The laziest of them all - in terms of online lists - are then Clements, who wait for the rather priority-misguided SACC or annually updated NACC before acting themselves.
IOC are the best at keeping up to date with latest papers. However, it's quite odd and entirely inconsistent, when you think of all the edgy calls and novel taxonomies that IOC took up when originally established, that they have essentially ignored HBW splits and called their list sacrosanct on that front.
And it's not like HBW have done a good job at all at correcting the multiple unjustifiable splits in their list that have been widely written about in groups such as Ramphastos, Aulacorhynchus, Coeligena and Oxyura.
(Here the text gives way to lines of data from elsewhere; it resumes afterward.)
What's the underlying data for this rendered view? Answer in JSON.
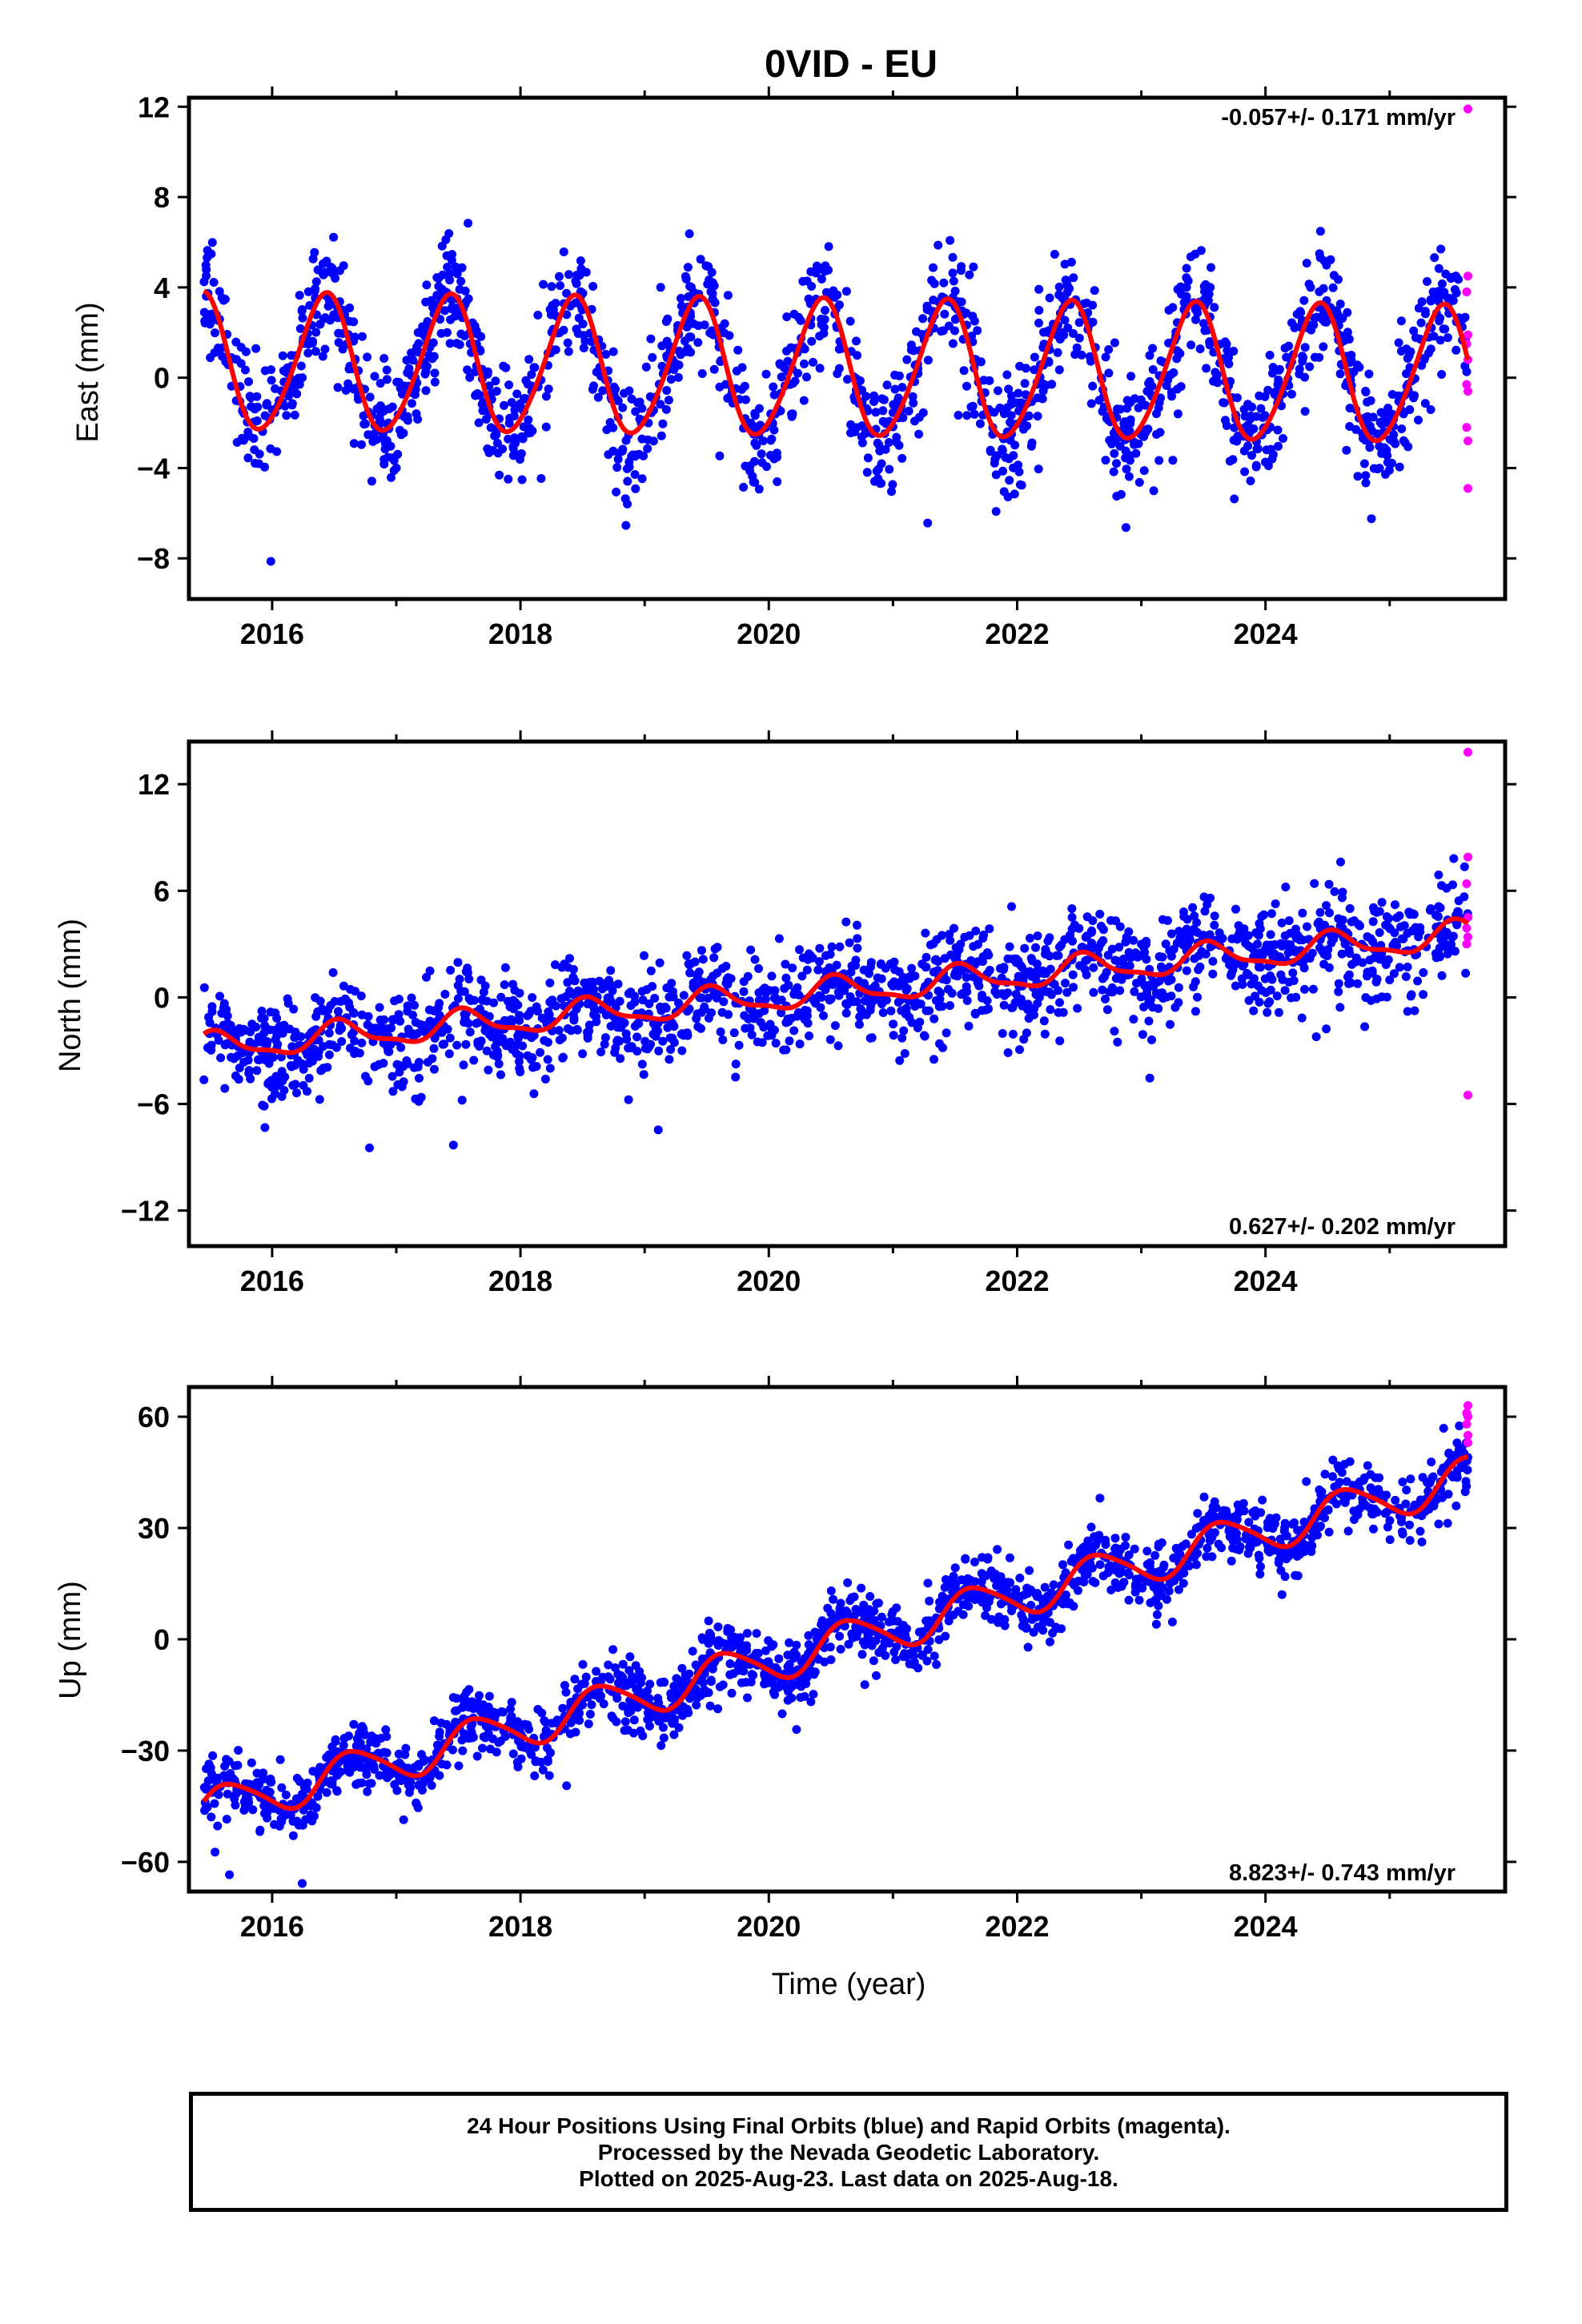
{
  "title": "0VID - EU",
  "colors": {
    "final": "#0000ff",
    "rapid": "#ff00ff",
    "model": "#ff0000",
    "axis": "#000000"
  },
  "xlabel": "Time (year)",
  "footer": {
    "line1": "24 Hour Positions Using Final Orbits (blue) and Rapid Orbits (magenta).",
    "line2": "Processed by the Nevada Geodetic Laboratory.",
    "line3": "Plotted on 2025-Aug-23. Last data on 2025-Aug-18."
  },
  "chart_data": [
    {
      "type": "scatter",
      "component": "east",
      "ylabel": "East (mm)",
      "rate_text": "-0.057+/- 0.171 mm/yr",
      "rate_position": "top-right",
      "xlim": [
        2015.33,
        2025.93
      ],
      "ylim": [
        -9.8,
        12.4
      ],
      "xticks": [
        2016,
        2018,
        2020,
        2022,
        2024
      ],
      "yticks": [
        -8,
        -4,
        0,
        4,
        8,
        12
      ],
      "data_span": [
        2015.45,
        2025.63
      ],
      "model": {
        "offset": 0.35,
        "rate": -0.057,
        "reference_year": 2020.5,
        "annual_amplitude": 3.0,
        "annual_peak_phase": 0.42,
        "semiannual_amplitude": 0.3
      },
      "scatter_sigma": 1.3,
      "rapid_points": [
        [
          2025.63,
          11.9
        ],
        [
          2025.63,
          4.5
        ],
        [
          2025.62,
          3.8
        ],
        [
          2025.63,
          1.9
        ],
        [
          2025.62,
          1.5
        ],
        [
          2025.63,
          0.8
        ],
        [
          2025.62,
          -0.3
        ],
        [
          2025.63,
          -0.6
        ],
        [
          2025.62,
          -2.2
        ],
        [
          2025.63,
          -2.8
        ],
        [
          2025.63,
          -4.9
        ]
      ],
      "series": [
        {
          "name": "Final Orbits",
          "marker": "final"
        },
        {
          "name": "Rapid Orbits",
          "marker": "rapid"
        }
      ]
    },
    {
      "type": "scatter",
      "component": "north",
      "ylabel": "North (mm)",
      "rate_text": "0.627+/- 0.202 mm/yr",
      "rate_position": "bottom-right",
      "xlim": [
        2015.33,
        2025.93
      ],
      "ylim": [
        -14,
        14.4
      ],
      "xticks": [
        2016,
        2018,
        2020,
        2022,
        2024
      ],
      "yticks": [
        -12,
        -6,
        0,
        6,
        12
      ],
      "data_span": [
        2015.45,
        2025.63
      ],
      "model": {
        "offset": 0.3,
        "rate": 0.627,
        "reference_year": 2020.5,
        "annual_amplitude": 0.75,
        "annual_peak_phase": 0.55,
        "semiannual_amplitude": 0.25
      },
      "scatter_sigma": 1.4,
      "rapid_points": [
        [
          2025.63,
          13.8
        ],
        [
          2025.63,
          7.9
        ],
        [
          2025.62,
          6.4
        ],
        [
          2025.63,
          4.5
        ],
        [
          2025.62,
          3.9
        ],
        [
          2025.63,
          3.4
        ],
        [
          2025.62,
          3.0
        ],
        [
          2025.63,
          -5.5
        ]
      ],
      "series": [
        {
          "name": "Final Orbits",
          "marker": "final"
        },
        {
          "name": "Rapid Orbits",
          "marker": "rapid"
        }
      ]
    },
    {
      "type": "scatter",
      "component": "up",
      "ylabel": "Up (mm)",
      "rate_text": "8.823+/- 0.743 mm/yr",
      "rate_position": "bottom-right",
      "xlim": [
        2015.33,
        2025.93
      ],
      "ylim": [
        -68,
        68
      ],
      "xticks": [
        2016,
        2018,
        2020,
        2022,
        2024
      ],
      "yticks": [
        -60,
        -30,
        0,
        30,
        60
      ],
      "data_span": [
        2015.45,
        2025.63
      ],
      "model": {
        "offset": -1.5,
        "rate": 8.823,
        "reference_year": 2020.5,
        "annual_amplitude": 5.5,
        "annual_peak_phase": 0.65,
        "semiannual_amplitude": 0.8
      },
      "scatter_sigma": 4.2,
      "rapid_points": [
        [
          2025.63,
          63
        ],
        [
          2025.62,
          61
        ],
        [
          2025.63,
          60
        ],
        [
          2025.62,
          58
        ],
        [
          2025.63,
          55
        ],
        [
          2025.63,
          53
        ]
      ],
      "series": [
        {
          "name": "Final Orbits",
          "marker": "final"
        },
        {
          "name": "Rapid Orbits",
          "marker": "rapid"
        }
      ]
    }
  ]
}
Again, they came to a final list and when that has been shown to be wrong, continue to cling to unjustified dodgy splits in the same way that SACC [and, therefore, by extension H&M and Clements] have such a strong track record of clinging desperately to unjustified dodgy lumps.
When looked at in those terms, all the lists suffer from too much pride in a product as at a particular point in time and a lack of openness or energy to do the best possible job at keeping a rational taxonomy, in all cases hiding behind spurious arguments about either being conservative or waiting for new data (or in the case of "the rest vs HBW", attacking the process as a tool conveniently to ignore the mostly correct outcomes). Promoting conservatism in checklists is promoting irrationality since it promotes ignoring new published research or new ideas. We have a situation where IOC, for example, broadly accepted most field guide splits when established but has broadly rejected all HBW splits which have the same status. It is difficult to come up with a rationale for that.
We really need one checklist, not four, which has its sole mission of promoting rationality and currency based on latest research, analysed on an objective basis. Currently, efforts are split across unnecessarily numerous incompletely updated and sub-optimal taxonomies, which serves no one any good.